Baca juga : OJK Sambut Positif Evaluasi MSCI
Program Satu Rekening Satu Pelajar (KEJAR) disebut menjadi salah satu motor pendorong peningkatan jumlah rekening. Selain itu, momentum musiman seperti pembagian Tunjangan Hari Raya (THR) saat Idul Fitri juga dinilai dapat memperkuat kebiasaan menabung di kalangan anak.
Menurut Dian, dana tabungan pelajar saat ini berkontribusi sekitar 0,97 persen terhadap total tabungan perbankan nasional yang mencapai Rp3.115,62 triliun.

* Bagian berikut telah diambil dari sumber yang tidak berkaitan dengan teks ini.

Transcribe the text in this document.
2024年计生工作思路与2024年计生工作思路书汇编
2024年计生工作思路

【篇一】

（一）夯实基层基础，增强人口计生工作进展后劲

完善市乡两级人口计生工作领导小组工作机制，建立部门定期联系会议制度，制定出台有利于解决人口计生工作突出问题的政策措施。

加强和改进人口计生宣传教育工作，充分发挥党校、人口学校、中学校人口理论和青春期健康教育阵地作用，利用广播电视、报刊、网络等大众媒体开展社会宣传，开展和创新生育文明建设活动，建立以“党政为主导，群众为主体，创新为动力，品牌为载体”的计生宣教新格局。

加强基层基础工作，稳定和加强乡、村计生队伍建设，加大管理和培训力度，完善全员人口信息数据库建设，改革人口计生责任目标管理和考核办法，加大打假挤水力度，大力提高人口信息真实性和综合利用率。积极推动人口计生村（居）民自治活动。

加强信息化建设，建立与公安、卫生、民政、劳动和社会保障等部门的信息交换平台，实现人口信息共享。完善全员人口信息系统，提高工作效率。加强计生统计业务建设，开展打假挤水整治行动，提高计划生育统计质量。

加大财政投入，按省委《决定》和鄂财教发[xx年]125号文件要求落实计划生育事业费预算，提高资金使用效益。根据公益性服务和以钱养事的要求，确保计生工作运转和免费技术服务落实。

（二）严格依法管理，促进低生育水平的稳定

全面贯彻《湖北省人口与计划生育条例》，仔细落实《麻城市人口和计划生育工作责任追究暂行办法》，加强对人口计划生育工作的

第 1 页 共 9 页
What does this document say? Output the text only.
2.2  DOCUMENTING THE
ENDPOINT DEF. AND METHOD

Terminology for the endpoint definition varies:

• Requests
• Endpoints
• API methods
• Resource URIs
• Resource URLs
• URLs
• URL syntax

Di sisi lain, kinerja dana pihak ketiga (DPK) perbankan juga menunjukkan pertumbuhan kuat. Hingga Februari 2026, DPK tumbuh 13,86 persen secara tahunan, meningkat signifikan dibandingkan 5,75 persen pada periode yang sama tahun sebelumnya.
Pertumbuhan tabungan turut menguat menjadi 8,12 persen secara tahunan, naik dari 7,21 persen pada Februari 2025. Meski demikian, OJK memperkirakan laju pertumbuhan ke depan akan lebih moderat seiring normalisasi dan meningkatnya pilihan investasi masyarakat.
“Struktur DPK ke depan akan tetap terjaga secara sehat dan seimbang, sehingga perbankan memiliki ruang untuk menjaga likuiditas sekaligus mendukung fungsi intermediasi,” ujar Dian.
OJK menargetkan pertumbuhan rekening dan dana tabungan pelajar tetap berlanjut hingga akhir 2026, seiring stabilitas sektor jasa keuangan dan pertumbuhan ekonomi nasional.